The Freedom Caucus Twitter account suggested Friday that at least 80 percent of members ― meaning at least 30 Republicans ― were still opposed to the legislation. It’s clear party leaders don’t have enough support yet: They can only lose about 21 Republicans on the vote, and some moderates also have vowed to vote against the bill.

“Everybody wants to get a deal, but no one knows how to make it,” Freedom Caucus Chairman Mark Meadows (R-N.C.) told HuffPost. He thought about that statement, then slightly revised it. “No one on Capitol Hill knows how to make it,” he said.

“Everybody wants to get a deal, but no one knows how to make it.”

- Freedom Caucus Chairman Mark Meadows

Meadows has seemingly all but given up on negotiating with GOP congressional leaders, going directly to the Trump administration to work out a number of outstanding issues. The Freedom Caucus had previously focused on a slate of demands that included changes to the Medicaid expansion, but now they’re faced with the reality that a faster phasing-out of the expansion would scare away moderate votes. So conservatives have shifted to asking for major concessions on elements of coverage in the legislation, which they say would result in lower premiums.

Those changes appear to be nonstarters with moderates and leadership.

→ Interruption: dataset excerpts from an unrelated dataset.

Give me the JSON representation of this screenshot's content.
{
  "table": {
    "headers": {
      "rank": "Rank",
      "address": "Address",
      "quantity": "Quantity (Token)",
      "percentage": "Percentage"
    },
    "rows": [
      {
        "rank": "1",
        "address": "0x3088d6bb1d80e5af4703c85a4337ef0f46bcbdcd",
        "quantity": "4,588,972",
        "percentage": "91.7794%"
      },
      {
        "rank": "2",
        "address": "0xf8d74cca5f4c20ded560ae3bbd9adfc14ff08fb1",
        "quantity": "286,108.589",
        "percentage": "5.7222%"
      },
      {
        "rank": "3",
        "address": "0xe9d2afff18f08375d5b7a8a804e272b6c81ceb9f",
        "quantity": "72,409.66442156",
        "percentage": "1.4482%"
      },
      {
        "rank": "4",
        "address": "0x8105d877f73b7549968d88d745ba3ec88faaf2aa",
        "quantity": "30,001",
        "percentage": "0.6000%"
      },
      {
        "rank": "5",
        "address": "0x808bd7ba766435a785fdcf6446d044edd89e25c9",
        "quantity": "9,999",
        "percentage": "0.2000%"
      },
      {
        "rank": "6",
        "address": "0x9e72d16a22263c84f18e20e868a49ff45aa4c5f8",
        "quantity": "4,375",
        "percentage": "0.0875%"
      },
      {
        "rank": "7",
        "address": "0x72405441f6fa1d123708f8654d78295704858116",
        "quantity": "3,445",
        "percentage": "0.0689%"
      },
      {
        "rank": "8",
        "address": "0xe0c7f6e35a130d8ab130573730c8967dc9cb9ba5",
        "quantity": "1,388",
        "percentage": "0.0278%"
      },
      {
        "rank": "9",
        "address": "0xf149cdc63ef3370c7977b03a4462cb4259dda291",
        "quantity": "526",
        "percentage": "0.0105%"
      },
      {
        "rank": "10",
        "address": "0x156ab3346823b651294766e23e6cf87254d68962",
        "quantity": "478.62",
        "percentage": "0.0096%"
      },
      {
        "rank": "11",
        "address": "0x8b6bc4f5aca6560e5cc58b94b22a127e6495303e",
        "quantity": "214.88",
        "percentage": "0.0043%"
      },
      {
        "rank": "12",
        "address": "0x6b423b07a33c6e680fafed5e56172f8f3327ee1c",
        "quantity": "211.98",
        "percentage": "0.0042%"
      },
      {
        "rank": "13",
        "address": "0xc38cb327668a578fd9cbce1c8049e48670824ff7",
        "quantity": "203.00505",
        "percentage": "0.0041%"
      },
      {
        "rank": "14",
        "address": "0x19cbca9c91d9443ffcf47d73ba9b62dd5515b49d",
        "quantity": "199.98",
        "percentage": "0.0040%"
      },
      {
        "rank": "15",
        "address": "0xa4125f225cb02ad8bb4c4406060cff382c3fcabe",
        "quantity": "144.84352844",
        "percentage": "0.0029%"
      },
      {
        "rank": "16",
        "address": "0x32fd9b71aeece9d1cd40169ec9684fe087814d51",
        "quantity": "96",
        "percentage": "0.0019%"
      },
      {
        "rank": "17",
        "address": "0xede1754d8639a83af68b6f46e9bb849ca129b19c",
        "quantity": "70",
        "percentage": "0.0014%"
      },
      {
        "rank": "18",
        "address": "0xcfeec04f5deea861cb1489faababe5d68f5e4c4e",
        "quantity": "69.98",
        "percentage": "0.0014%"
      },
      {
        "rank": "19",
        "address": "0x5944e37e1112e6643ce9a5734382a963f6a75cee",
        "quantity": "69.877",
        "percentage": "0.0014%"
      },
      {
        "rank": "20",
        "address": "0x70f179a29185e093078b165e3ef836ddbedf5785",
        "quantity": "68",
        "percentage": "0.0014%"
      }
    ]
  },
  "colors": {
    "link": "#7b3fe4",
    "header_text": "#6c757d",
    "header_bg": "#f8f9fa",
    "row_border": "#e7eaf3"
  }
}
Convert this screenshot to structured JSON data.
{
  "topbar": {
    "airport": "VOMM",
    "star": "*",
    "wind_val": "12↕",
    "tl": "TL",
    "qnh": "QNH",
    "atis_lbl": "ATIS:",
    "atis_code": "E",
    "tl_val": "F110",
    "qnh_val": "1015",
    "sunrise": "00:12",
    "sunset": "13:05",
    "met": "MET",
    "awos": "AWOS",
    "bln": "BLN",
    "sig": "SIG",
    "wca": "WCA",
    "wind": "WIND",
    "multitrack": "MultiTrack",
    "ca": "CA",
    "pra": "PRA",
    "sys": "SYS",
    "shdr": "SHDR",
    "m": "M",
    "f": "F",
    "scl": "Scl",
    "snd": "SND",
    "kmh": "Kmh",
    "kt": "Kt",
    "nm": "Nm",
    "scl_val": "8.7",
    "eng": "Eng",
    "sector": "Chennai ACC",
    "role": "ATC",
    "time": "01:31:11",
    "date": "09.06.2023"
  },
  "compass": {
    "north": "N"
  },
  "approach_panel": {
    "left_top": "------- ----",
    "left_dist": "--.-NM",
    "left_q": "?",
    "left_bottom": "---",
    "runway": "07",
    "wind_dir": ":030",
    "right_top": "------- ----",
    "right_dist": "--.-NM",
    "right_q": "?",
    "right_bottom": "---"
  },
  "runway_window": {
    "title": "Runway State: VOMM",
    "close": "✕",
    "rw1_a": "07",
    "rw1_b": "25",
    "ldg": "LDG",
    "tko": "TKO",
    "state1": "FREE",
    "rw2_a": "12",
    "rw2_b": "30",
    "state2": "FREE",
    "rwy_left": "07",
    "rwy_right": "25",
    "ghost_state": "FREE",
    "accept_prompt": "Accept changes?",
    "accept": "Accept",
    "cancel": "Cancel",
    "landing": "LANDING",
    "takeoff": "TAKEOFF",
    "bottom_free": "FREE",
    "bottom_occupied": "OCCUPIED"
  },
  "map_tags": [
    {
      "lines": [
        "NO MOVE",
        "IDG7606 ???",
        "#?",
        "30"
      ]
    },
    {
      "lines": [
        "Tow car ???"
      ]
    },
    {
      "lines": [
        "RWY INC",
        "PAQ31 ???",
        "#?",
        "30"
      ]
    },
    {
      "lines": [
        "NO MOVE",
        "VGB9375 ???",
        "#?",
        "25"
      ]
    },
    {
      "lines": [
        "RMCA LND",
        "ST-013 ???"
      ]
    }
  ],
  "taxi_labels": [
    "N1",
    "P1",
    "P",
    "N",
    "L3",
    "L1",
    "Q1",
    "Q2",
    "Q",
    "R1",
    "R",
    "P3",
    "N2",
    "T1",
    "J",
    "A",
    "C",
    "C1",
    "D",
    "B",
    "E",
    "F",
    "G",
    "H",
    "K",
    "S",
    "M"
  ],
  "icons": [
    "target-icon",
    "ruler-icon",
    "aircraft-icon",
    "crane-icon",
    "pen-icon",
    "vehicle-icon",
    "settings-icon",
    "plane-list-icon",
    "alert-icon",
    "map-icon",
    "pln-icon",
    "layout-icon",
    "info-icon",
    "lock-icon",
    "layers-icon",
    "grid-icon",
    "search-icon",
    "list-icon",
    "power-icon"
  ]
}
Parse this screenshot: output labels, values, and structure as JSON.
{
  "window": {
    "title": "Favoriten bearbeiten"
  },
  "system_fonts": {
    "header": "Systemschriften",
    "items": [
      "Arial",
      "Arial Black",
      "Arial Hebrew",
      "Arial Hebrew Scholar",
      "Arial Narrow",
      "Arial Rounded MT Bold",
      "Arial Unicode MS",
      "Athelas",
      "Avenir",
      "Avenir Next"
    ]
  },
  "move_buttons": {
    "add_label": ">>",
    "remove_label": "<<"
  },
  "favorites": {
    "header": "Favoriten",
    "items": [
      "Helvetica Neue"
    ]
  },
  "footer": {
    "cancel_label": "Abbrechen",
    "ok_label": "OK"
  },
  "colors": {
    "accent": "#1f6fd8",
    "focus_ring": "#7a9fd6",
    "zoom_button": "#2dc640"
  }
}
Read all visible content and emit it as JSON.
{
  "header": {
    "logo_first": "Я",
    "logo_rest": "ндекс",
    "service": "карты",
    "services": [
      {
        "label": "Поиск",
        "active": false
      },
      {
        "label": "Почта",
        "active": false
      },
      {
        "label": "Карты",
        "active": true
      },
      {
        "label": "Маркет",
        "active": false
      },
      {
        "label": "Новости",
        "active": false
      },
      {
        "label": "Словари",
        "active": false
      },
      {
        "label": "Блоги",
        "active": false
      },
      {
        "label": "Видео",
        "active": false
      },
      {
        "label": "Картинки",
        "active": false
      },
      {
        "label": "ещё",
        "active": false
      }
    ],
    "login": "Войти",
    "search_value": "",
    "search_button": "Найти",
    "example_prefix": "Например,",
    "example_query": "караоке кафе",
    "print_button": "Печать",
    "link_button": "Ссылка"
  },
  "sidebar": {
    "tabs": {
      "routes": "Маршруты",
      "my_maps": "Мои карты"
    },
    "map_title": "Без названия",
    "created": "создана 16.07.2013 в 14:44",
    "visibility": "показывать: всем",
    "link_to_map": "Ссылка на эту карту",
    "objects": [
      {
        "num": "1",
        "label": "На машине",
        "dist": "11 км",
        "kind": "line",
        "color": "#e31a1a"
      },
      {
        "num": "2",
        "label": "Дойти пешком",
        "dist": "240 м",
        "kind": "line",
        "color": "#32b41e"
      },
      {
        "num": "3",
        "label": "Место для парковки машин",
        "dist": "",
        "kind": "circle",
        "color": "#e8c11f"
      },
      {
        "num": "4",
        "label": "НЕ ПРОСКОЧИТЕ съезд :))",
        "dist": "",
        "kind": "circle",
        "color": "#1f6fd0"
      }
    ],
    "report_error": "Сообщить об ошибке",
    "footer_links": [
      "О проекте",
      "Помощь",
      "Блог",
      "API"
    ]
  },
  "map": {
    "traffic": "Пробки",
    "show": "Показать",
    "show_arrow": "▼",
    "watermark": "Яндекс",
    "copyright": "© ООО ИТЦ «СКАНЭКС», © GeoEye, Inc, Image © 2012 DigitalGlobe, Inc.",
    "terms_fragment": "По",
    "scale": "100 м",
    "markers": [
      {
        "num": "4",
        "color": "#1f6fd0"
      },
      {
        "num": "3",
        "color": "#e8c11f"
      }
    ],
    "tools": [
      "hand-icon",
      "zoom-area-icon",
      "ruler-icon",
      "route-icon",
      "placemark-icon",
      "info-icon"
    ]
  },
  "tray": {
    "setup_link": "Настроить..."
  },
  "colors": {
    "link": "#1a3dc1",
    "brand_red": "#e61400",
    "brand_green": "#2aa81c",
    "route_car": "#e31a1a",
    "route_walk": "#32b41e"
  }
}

“Leadership has said they can’t make changes because of [the Congressional Budget Office],” Meadows said. “It seems clear they never were negotiating in good faith and anything that they change is meaningless. They’ve convinced the administration it’s this bill all the way.”

Except Speaker Paul Ryan (R-Wis.) has signaled that he’s open to making some changes ― for moderates, anyway. Ryan told members Friday that he was open to adjusting the structure of some of the tax credits in the GOP bill to address the massive premium increases expected for low-income seniors. (According to the CBO, a 64-year-old making $26,500 a year ― 175 percent of the poverty level ― would eventually see their annual premiums go from $1,700 a year to $14,600 a year, a 758 percent increase.)

Moderates want some additional assistance for those sorts of individuals ― a demand they seem likely to win ― and to prevent an accelerated phase-out of the Medicaid expansion that conservatives want.

Still, Rep. Charlie Dent (R-Pa.), the chairman of the moderate Tuesday Group, has signaled he would like the House to slow down and work through other issues in the bill. “If I hear one more senator tell me this is dead on arrival, I think my head is going to explode,” Dent said Friday.

The Tuesday Group is scheduled to meet with Trump at the White House early next week to discuss its issues.

But with Ryan unwilling to open up the bill for significant changes, Freedom Caucus members may have to decide if they will actually sink the bill. Leaders announced they would move forward with a vote next Thursday, seven years to the day that President Barack Obama signed the Affordable Care Act into law. Leadership could be bluffing, perhaps delaying a vote as they wait for the CBO to score their latest changes. Or they could push ahead, try to pass the bill as best they can, and then relentlessly shame members who voted against it if it goes down.

Either way, there appear to be a number of committed Freedom Caucus members who won’t budge under pressure from leadership or Trump.

Asked if the Freedom Caucus may have to vote down the legislation once to let leadership know it’s serious about its demands, Labrador said that was exactly where this vote was headed.

“I think unfortunately that’s the way negotiations always work with our leadership,” he said.